There's a 50 percent chance that within 12 or 13 years, D'Zhana will need another heart transplant, said Dr. Paolo Rusconi, director of pediatric cardiac transplants.

D'Zhana came to Holtz, which specializes in difficult cases, early this year after several hospitals in South Carolina couldn't help resolve pain in her left side, her mother said. D'Zhana lost her original heart to dilated cardiomyopathy, a condition in which the heart becomes weakened and enlarged and does not pump blood efficiently, doctors said. She received a heart transplant July 2, but the new heart failed and was removed two days later. By then, she was too sick for another transplant, Ricci said.

For nearly two months, D'Zhana could breathe only with the help of a respirator; she had renal failure and was on dialysis; her liver was failing; she had severe gastrointestinal bleeding, making it hard to feed her. She was in danger of blood clots that could lodge in her brain.

Then D'Zhana started to improve, Ricci said. She asked to go outdoors and was taken to a door in a wheelchair, with several attendants pushing the heavy heart machine beside her.

''If you could only see the expression on her face,'' Ricci said. ``It's phenomenal for a 14-year-old to go through this.''

On Oct. 29, finally well enough, D'Zhana received a second new heart.
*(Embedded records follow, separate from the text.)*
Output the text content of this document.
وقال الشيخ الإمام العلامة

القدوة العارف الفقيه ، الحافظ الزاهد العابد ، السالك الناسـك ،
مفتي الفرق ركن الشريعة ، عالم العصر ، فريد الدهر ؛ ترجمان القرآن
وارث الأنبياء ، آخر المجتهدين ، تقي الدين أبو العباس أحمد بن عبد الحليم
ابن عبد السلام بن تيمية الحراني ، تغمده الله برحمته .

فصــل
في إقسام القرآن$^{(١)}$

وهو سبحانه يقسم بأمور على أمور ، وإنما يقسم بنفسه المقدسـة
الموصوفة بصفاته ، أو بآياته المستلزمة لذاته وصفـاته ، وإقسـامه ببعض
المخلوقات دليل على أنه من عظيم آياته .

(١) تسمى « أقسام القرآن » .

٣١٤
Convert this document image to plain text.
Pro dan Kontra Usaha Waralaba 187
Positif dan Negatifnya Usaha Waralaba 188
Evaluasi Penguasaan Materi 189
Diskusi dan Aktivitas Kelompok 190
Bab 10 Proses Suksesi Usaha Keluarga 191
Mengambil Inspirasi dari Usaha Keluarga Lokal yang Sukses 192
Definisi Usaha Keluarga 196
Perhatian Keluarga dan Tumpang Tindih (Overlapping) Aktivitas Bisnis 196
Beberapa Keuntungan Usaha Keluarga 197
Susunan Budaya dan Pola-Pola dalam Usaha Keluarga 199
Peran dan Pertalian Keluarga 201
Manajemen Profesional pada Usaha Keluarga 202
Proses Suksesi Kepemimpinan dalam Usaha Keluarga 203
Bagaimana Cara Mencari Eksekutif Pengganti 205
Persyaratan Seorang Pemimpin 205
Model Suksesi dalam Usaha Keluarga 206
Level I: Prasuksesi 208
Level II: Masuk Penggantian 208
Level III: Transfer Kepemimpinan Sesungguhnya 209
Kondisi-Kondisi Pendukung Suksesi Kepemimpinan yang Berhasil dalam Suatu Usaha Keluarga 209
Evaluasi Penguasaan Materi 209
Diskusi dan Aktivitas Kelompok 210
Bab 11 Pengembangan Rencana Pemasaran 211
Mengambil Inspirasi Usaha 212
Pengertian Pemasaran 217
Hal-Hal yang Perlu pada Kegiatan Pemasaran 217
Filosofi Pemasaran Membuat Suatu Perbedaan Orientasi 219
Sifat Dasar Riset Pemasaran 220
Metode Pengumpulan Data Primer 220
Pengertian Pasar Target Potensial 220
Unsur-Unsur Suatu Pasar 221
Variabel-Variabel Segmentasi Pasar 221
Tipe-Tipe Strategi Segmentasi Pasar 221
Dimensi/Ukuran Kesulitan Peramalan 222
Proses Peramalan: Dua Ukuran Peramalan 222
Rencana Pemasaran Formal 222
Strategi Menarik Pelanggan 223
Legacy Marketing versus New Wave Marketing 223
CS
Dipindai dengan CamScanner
The next day, she received a new kidney as well. She was transferred Wednesday to the Ronald McDonald House for two to three months of rehabilitation. Asked if she could remove her mask and smile, D'Zhana complied, with the barest grin imagineable.

''It feels better now that I can walk without the machine,'' she said. ``I want to play with my friends.''

On Saturday she will get a little farther from the machine, spending her 15th birthday at Bayside Festival Marketplace.